Every time the graph is updated, Causalist runs:

Cycle detection on causal edges. caused, prevented, and causes-to-fail must form a DAG. We use Tarjan's SCC algorithm in $O(V + E)$ ; any non-singleton SCC is a contradiction.
Pairwise contradiction detection. Edges $(X, Y, \text{cause})$ and $(X, Y, \text{prevent})$ with overlapping timestamps are incompatible; we surface both and ask the user (or the agent's introspection loop) to resolve.
Confidence floor. Edges below $c = 0.2$ are dimmed in the viewer; edges below $c = 0.05$ are dropped from reasoning context entirely.

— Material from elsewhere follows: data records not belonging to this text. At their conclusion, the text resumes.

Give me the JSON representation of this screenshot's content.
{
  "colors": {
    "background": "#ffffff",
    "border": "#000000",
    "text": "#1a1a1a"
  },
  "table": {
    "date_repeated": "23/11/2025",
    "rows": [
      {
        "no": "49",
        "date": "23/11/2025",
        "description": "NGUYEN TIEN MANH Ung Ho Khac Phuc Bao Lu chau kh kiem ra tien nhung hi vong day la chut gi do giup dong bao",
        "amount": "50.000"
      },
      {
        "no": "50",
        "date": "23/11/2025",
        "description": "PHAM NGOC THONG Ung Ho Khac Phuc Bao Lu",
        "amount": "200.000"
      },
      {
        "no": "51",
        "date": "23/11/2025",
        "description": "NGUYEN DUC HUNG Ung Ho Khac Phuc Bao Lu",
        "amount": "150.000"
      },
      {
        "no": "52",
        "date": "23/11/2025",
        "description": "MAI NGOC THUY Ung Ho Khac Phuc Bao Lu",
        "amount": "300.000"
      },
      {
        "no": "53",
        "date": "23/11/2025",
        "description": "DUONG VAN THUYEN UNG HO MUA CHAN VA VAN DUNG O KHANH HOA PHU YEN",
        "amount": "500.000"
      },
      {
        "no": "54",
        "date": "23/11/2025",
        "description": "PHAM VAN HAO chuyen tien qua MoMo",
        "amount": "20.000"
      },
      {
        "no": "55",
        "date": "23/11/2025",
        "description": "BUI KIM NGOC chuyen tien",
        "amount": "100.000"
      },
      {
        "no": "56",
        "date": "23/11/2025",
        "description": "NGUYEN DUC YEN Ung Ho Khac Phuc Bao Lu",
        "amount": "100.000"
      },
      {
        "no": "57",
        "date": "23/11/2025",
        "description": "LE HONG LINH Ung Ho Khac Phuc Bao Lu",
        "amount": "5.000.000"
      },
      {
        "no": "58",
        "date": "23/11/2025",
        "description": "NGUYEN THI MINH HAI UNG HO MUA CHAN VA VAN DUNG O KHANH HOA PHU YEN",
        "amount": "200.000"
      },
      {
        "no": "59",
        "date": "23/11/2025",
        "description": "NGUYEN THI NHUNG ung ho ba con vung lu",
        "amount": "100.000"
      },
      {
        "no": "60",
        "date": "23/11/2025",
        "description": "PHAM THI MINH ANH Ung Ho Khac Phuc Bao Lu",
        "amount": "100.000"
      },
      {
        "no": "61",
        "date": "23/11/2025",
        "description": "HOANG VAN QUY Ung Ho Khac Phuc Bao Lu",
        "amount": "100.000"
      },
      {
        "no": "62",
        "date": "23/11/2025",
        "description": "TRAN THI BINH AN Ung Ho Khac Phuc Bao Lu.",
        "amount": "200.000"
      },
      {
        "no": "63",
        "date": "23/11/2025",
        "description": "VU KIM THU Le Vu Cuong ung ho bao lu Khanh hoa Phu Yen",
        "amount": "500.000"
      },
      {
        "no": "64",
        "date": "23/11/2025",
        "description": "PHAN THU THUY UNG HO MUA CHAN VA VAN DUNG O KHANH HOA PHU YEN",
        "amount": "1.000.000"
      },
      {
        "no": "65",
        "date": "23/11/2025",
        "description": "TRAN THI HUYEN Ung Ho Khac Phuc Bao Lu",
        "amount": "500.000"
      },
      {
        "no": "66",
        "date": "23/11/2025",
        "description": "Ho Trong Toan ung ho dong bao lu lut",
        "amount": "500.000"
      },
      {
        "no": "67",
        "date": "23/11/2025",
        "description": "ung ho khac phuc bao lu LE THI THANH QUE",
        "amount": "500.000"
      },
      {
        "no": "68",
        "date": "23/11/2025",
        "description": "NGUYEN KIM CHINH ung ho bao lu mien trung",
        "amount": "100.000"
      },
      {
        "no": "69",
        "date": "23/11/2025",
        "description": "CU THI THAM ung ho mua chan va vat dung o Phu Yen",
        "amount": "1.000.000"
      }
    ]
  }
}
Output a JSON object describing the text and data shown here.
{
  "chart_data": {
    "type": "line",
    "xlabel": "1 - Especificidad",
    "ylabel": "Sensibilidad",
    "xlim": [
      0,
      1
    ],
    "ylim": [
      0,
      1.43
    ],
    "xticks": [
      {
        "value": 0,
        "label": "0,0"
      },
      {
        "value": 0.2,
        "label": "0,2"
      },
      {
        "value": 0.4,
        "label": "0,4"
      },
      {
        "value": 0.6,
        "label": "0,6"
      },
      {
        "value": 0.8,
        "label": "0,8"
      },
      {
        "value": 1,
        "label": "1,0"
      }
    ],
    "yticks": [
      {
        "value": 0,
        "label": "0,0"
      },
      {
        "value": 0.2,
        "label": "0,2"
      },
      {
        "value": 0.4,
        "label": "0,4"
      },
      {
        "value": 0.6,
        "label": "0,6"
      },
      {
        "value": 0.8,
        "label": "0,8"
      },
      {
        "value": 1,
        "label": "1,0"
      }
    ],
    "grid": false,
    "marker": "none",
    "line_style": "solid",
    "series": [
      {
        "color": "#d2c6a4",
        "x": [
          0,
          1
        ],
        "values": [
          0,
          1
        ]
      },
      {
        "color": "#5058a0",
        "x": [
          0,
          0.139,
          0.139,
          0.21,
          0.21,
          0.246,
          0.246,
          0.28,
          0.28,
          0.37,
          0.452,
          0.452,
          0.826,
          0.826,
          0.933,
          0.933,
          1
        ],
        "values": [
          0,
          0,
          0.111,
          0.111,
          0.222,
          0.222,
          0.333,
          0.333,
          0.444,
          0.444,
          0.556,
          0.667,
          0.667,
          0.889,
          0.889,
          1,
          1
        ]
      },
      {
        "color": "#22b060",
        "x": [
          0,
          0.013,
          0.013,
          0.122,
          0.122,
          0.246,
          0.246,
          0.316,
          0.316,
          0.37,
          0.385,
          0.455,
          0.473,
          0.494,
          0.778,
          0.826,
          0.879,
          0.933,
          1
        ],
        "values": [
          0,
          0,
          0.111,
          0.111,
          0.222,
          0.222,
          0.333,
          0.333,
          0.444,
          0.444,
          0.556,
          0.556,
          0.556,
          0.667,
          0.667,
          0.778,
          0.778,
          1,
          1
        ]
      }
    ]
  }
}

From structural to interventional

Today's edges are observational or LLM-inferred. The research program for Causalist v2 is to promote them to interventional where possible.

Mutation testing

Given a function $f$ , a test suite $T$ , and an existing calls edge $(f, g)$ :

Apply a semantic mutation to $g$ (e.g. flip a comparison, return a constant).
Re-run $T$ . Let $T_{\text{fail}}(g')$ be the set of newly-failing tests.
For each $t \in T_{\text{fail}}(g')$ , promote or create the edge $(g, t, \texttt{causes-to-fail})$ with confidence

c \;=\; 1 \;-\; P(\text{flake}(t))

estimated from test-history flake rate. This yields genuinely causal edges in Pearl's sense: we intervened, we observed, the counterfactual is the unmutated world.

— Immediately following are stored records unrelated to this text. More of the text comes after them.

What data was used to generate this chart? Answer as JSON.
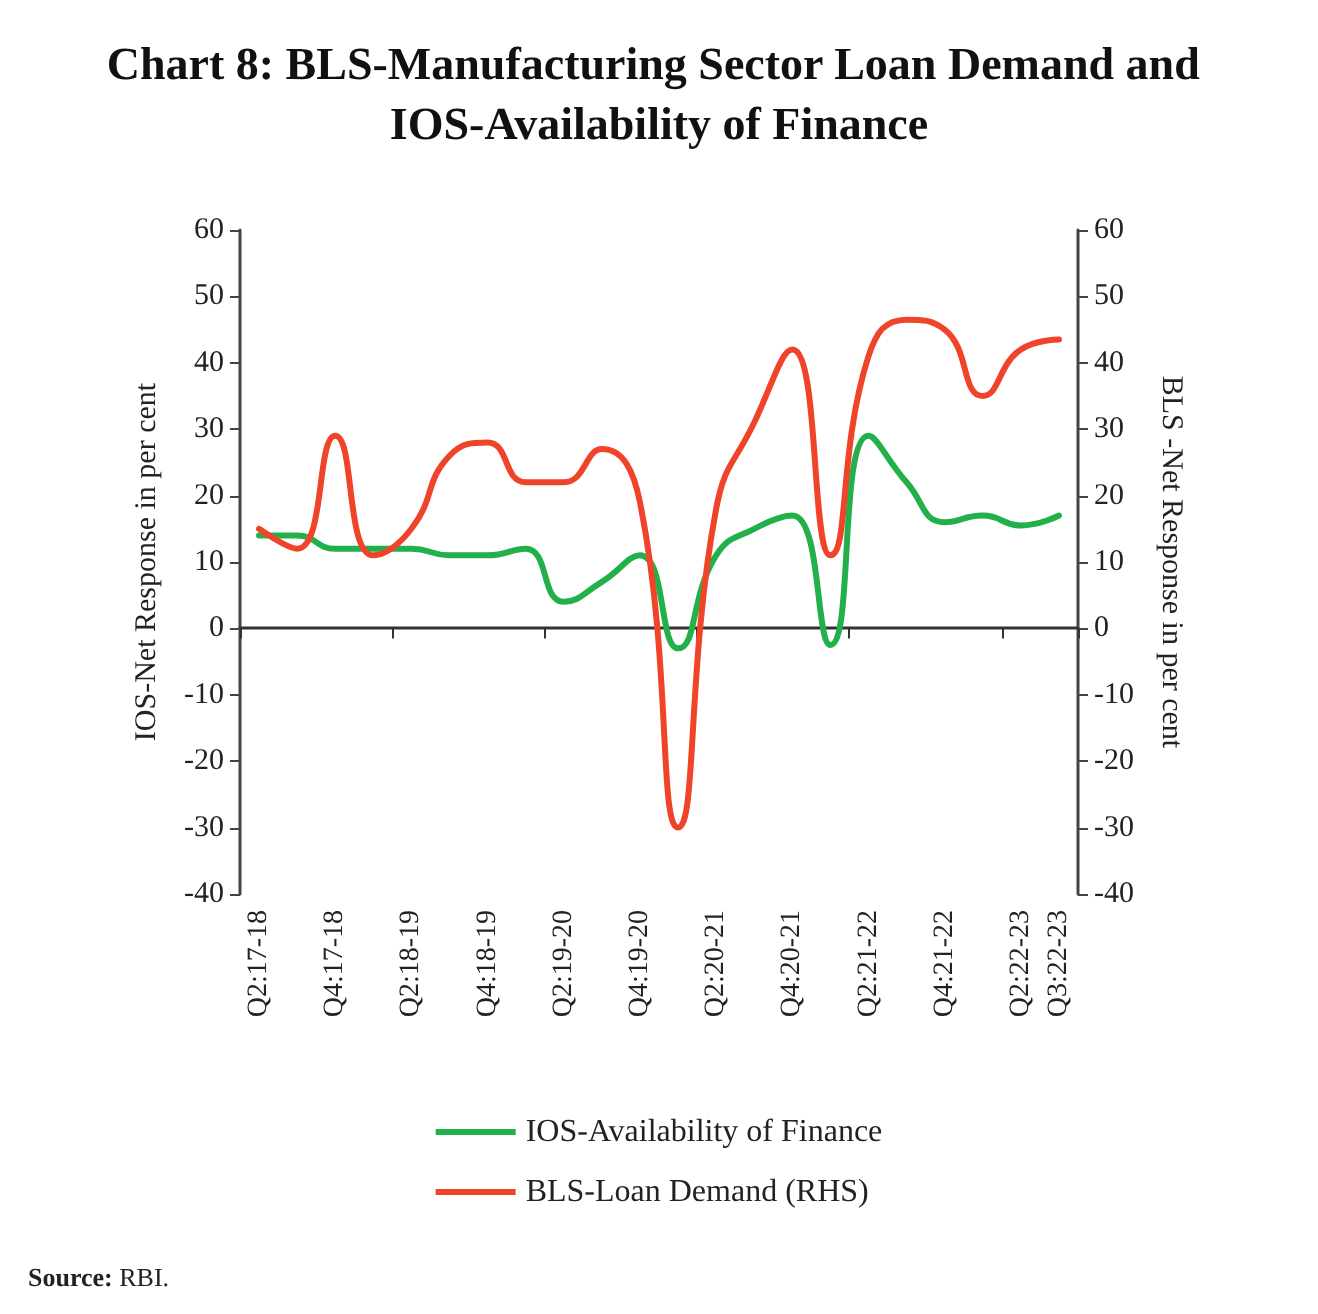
{
  "chart_data": {
    "type": "line",
    "title": "Chart 8: BLS-Manufacturing Sector Loan Demand and IOS-Availability of Finance",
    "ylabel": "IOS-Net Response in per cent",
    "y2label": "BLS -Net Response in per cent",
    "categories": [
      "Q2:17-18",
      null,
      "Q4:17-18",
      null,
      "Q2:18-19",
      null,
      "Q4:18-19",
      null,
      "Q2:19-20",
      null,
      "Q4:19-20",
      null,
      "Q2:20-21",
      null,
      "Q4:20-21",
      null,
      "Q2:21-22",
      null,
      "Q4:21-22",
      null,
      "Q2:22-23",
      "Q3:22-23"
    ],
    "series": [
      {
        "name": "IOS-Availability of Finance",
        "color": "#22b04b",
        "values": [
          14,
          14,
          12,
          12,
          12,
          11,
          11,
          12,
          4,
          7,
          11,
          -3,
          11,
          15,
          17,
          -2.5,
          29,
          22,
          16,
          17,
          15.5,
          17
        ]
      },
      {
        "name": "BLS-Loan Demand (RHS)",
        "color": "#f0442a",
        "axis": "y2",
        "values": [
          15,
          12,
          29,
          11,
          15,
          26,
          28,
          22,
          22,
          27,
          19,
          -30,
          18,
          31,
          42,
          11,
          41,
          46.5,
          45,
          35,
          42,
          43.5
        ]
      }
    ],
    "ylim": [
      -40,
      60
    ],
    "yticks": [
      -40,
      -30,
      -20,
      -10,
      0,
      10,
      20,
      30,
      40,
      50,
      60
    ],
    "y2lim": [
      -40,
      60
    ],
    "y2ticks": [
      -40,
      -30,
      -20,
      -10,
      0,
      10,
      20,
      30,
      40,
      50,
      60
    ],
    "legend": "bottom",
    "marker": "none",
    "line_style": "solid",
    "annotations": [
      "Source: RBI."
    ]
  }
}
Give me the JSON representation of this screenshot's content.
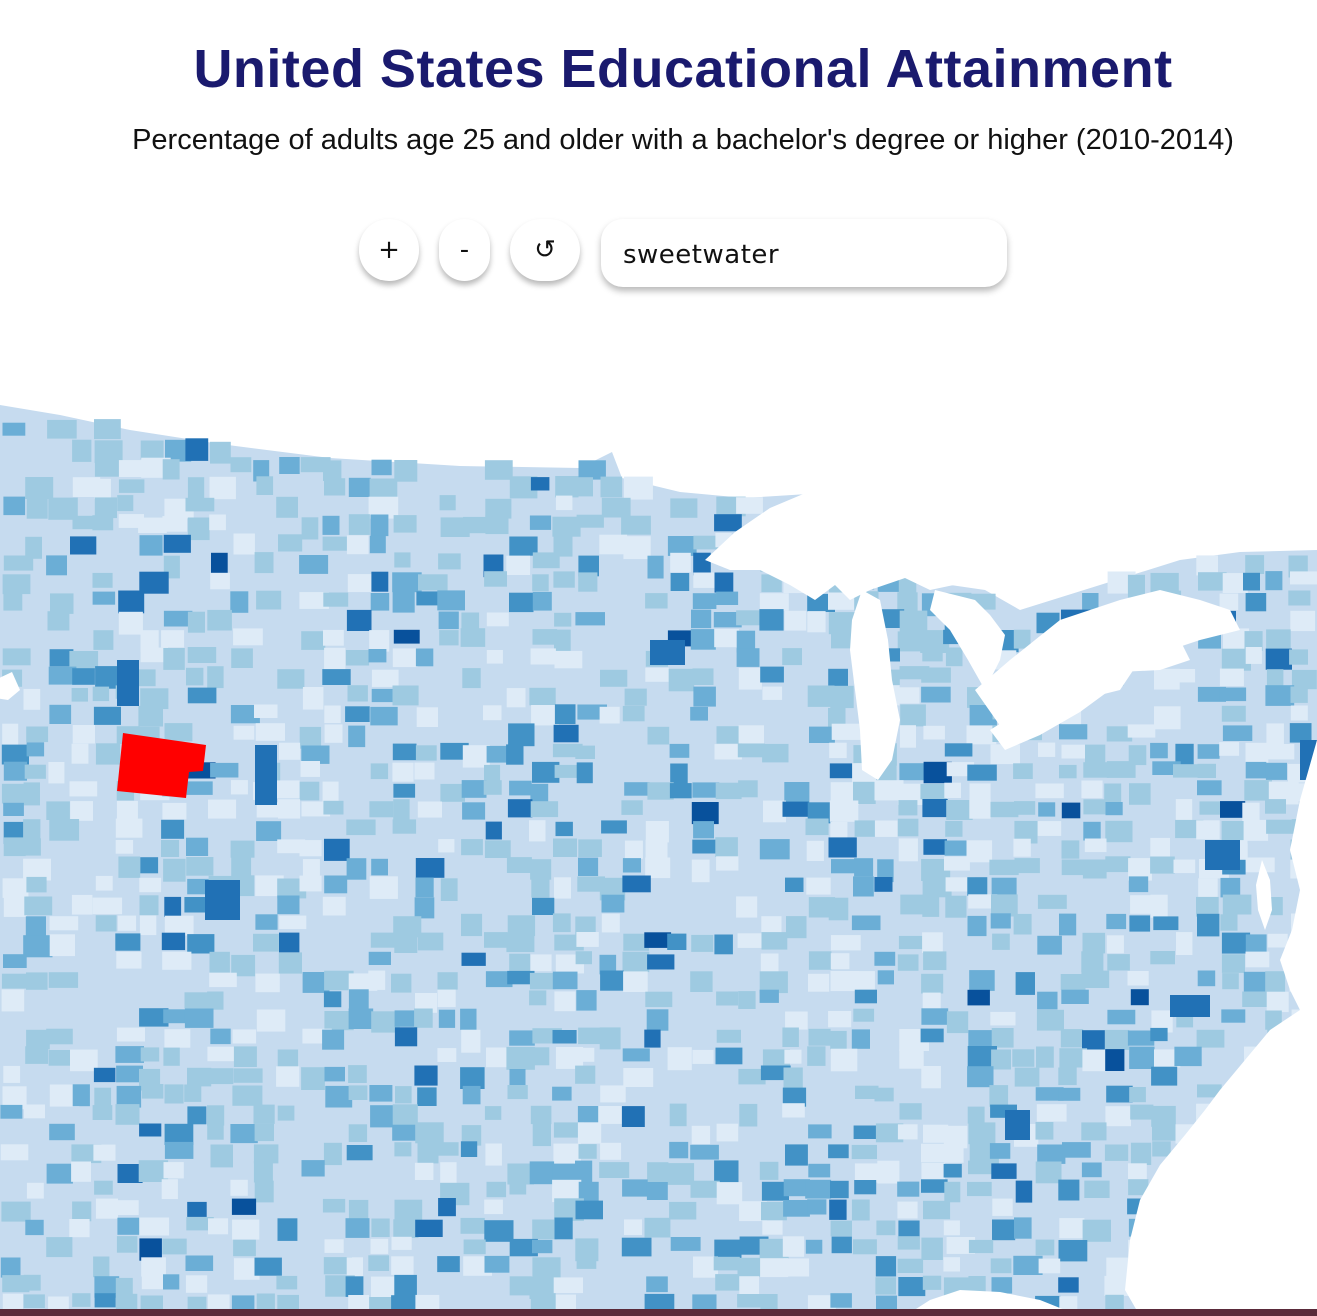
{
  "header": {
    "title": "United States Educational Attainment",
    "subtitle": "Percentage of adults age 25 and older with a bachelor's degree or higher (2010-2014)"
  },
  "controls": {
    "zoom_in_label": "+",
    "zoom_out_label": "-",
    "reset_label": "↺",
    "search_value": "sweetwater",
    "search_placeholder": ""
  },
  "map": {
    "highlight_color": "#ff0000",
    "land_color": "#c6dbef",
    "water_color": "#ffffff",
    "color_scale": [
      "#deebf7",
      "#c6dbef",
      "#9ecae1",
      "#6baed6",
      "#4292c6",
      "#2171b5",
      "#08519c"
    ]
  }
}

Git commits as natural experiments

Every commit $c$ touches a set of files $F_c$ and either leaves the build green or turns a test $t$ red. Across many commits we have samples that let us estimate

P\big(\text{fail}(t) \,\big|\, f \in F_c\big) \quad\text{vs.}\quad P\big(\text{fail}(t) \,\big|\, f \notin F_c\big)

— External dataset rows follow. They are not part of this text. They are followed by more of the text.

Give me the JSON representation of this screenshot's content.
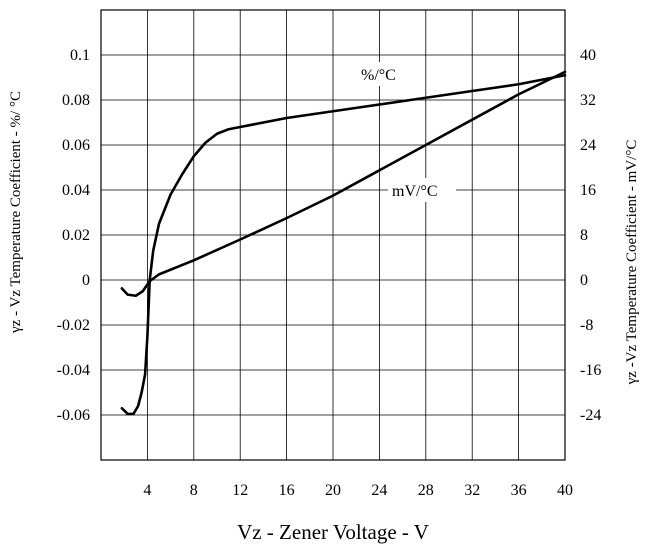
{
  "chart_data": {
    "type": "line",
    "xlabel": "Vz - Zener Voltage - V",
    "ylabel_left": "γz - Vz Temperature Coefficient - %/ °C",
    "ylabel_right": "γz -Vz Temperature Coefficient - mV/°C",
    "xlim": [
      0,
      40
    ],
    "ylim_left": [
      -0.08,
      0.12
    ],
    "ylim_right": [
      -32,
      48
    ],
    "grid": true,
    "x_ticks": [
      4,
      8,
      12,
      16,
      20,
      24,
      28,
      32,
      36,
      40
    ],
    "y_ticks_left": [
      {
        "value": 0.1,
        "label": "0.1"
      },
      {
        "value": 0.08,
        "label": "0.08"
      },
      {
        "value": 0.06,
        "label": "0.06"
      },
      {
        "value": 0.04,
        "label": "0.04"
      },
      {
        "value": 0.02,
        "label": "0.02"
      },
      {
        "value": 0,
        "label": "0"
      },
      {
        "value": -0.02,
        "label": "-0.02"
      },
      {
        "value": -0.04,
        "label": "-0.04"
      },
      {
        "value": -0.06,
        "label": "-0.06"
      }
    ],
    "y_ticks_right": [
      {
        "value": 40,
        "label": "40"
      },
      {
        "value": 32,
        "label": "32"
      },
      {
        "value": 24,
        "label": "24"
      },
      {
        "value": 16,
        "label": "16"
      },
      {
        "value": 8,
        "label": "8"
      },
      {
        "value": 0,
        "label": "0"
      },
      {
        "value": -8,
        "label": "-8"
      },
      {
        "value": -16,
        "label": "-16"
      },
      {
        "value": -24,
        "label": "-24"
      }
    ],
    "series": [
      {
        "name": "%/°C",
        "axis": "left",
        "points": [
          [
            1.8,
            -0.057
          ],
          [
            2.3,
            -0.0595
          ],
          [
            2.8,
            -0.0595
          ],
          [
            3.2,
            -0.056
          ],
          [
            3.5,
            -0.05
          ],
          [
            3.8,
            -0.042
          ],
          [
            4.0,
            -0.025
          ],
          [
            4.2,
            0.0
          ],
          [
            4.5,
            0.013
          ],
          [
            5.0,
            0.025
          ],
          [
            6.0,
            0.038
          ],
          [
            7.0,
            0.047
          ],
          [
            8.0,
            0.055
          ],
          [
            9.0,
            0.061
          ],
          [
            10.0,
            0.065
          ],
          [
            11.0,
            0.067
          ],
          [
            12.0,
            0.068
          ],
          [
            16.0,
            0.072
          ],
          [
            20.0,
            0.075
          ],
          [
            24.0,
            0.078
          ],
          [
            28.0,
            0.081
          ],
          [
            32.0,
            0.084
          ],
          [
            36.0,
            0.087
          ],
          [
            40.0,
            0.091
          ]
        ]
      },
      {
        "name": "mV/°C",
        "axis": "right",
        "points": [
          [
            1.8,
            -1.5
          ],
          [
            2.3,
            -2.6
          ],
          [
            3.0,
            -2.8
          ],
          [
            3.6,
            -2.0
          ],
          [
            4.2,
            -0.2
          ],
          [
            5.0,
            1.0
          ],
          [
            8.0,
            3.5
          ],
          [
            12.0,
            7.2
          ],
          [
            16.0,
            11.0
          ],
          [
            20.0,
            15.0
          ],
          [
            24.0,
            19.5
          ],
          [
            28.0,
            24.0
          ],
          [
            32.0,
            28.5
          ],
          [
            36.0,
            33.0
          ],
          [
            40.0,
            37.0
          ]
        ]
      }
    ],
    "annotations": [
      {
        "text": "%/°C",
        "series": 0
      },
      {
        "text": "mV/°C",
        "series": 1
      }
    ]
  }
}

Files with a large positive gap are load-bearing for that test. This isn't a true intervention (commits correlate with each other), but it's a principled way to rank candidate causal edges for mutation testing without having to mutate everything.

Counterfactual replay

Given a regression introduced by commit $c$ , the counterfactual is "what would have happened if $c$ had reverted file $f$ to its state at $c-1$ ?" We use Claude + the test suite to hypothesize, then run the test to verify. Edges surviving this are labeled counterfactually-required.

The introspection loop

Every few agent iterations, a dedicated pass reads the graph and reports:

Repeated actions — if the agent has called Edit on the same file 4+ times without an intervening successful test, it's stuck. Surface it.
Contradictions — any new violations of DAG or pairwise checks.
Low-confidence territory — clusters of nodes where average edge confidence < 0.3 deserve human review.

This snapshot gets injected back into the next turn's context, so the agent can course-correct on its own memory. It echoes Reflexion (NeurIPS 2023) — agents that read their own trajectory outperform agents that don't.